For the first time in years, I feel like I really have the Christmas spirit in full force. I can't really put my finger on why, except to say that perhaps I've learned to pace myself.

Granted this is a very busy time of year. So many demands are made on our time and our money. It seems that the more I've said "Bah, humbug," the more down I get. But if I take the lead of George Bailey in It's A Wonderful Life and just say "Merry Christmas!" no matter how pressured I feel, the better I feel.

It was last year I decided to pace myself more, and just work into the season gradually. Boy, what a difference that made!

This year has been no exception; in fact I've made it more of a point to get with it and stop fighting it. I started with a little bit of Christmas shopping a few weeks ago. I finished the bulk of it yesterday (I used to pride myself on doing all of my Christmas shopping on Christmas Eve - my record is two hours and fifteen minutes). Now that the shopping is about done, however, I feel much more relaxed.

Our plans for Christmas dinner are pretty much set (just need to confirm the time, that's all). We all know where we're going and who's bringing what for dinner. Nice.

It was this morning that I fully realized the joy of the season. We had a wonderful contemporary worship service this morning, with the contemporary choir singing, with lessons and carols. The youth that took part did an awesome job as well. My wife S was singing in the choir while I sat with our daughters and grandson in the congregation. The service was put together completely by our worship leader. It was amazing, uplifting, and very worshipful.

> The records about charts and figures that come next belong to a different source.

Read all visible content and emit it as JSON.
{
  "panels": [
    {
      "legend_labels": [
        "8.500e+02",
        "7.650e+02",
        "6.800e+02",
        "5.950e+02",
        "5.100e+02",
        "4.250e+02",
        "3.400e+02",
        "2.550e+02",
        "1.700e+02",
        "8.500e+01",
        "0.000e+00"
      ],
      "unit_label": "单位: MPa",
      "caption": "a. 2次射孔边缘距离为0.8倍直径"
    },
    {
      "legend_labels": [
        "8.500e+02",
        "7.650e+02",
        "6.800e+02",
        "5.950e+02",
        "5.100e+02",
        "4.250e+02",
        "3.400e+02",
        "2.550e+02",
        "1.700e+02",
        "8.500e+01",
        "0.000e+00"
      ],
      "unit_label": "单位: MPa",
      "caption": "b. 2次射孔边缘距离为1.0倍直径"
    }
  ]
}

Although I got over bronchitis a week ago, I seem to be catching a cold. I've got the sore throat and everything. I'm wondering how well I'll be able to sing for the Christmas Eve services. Yet I'm looking forward to how this week will play out. As chaplain of the Sanctuary Choir, I have a really wonderful devotion planned for Thursday's rehearsal, based on a story I saw on TV last night (I will share that with you all later). So I really hope to be in good health just for that. I am optimistic. I feel that with today's infusion of joy, I am being sustained - even healed (my sore throat is better, and it feels as if my cold is actually going away rather than progressing).

Ah, but I ramble on. I think you get my drift. I'm feelin' it!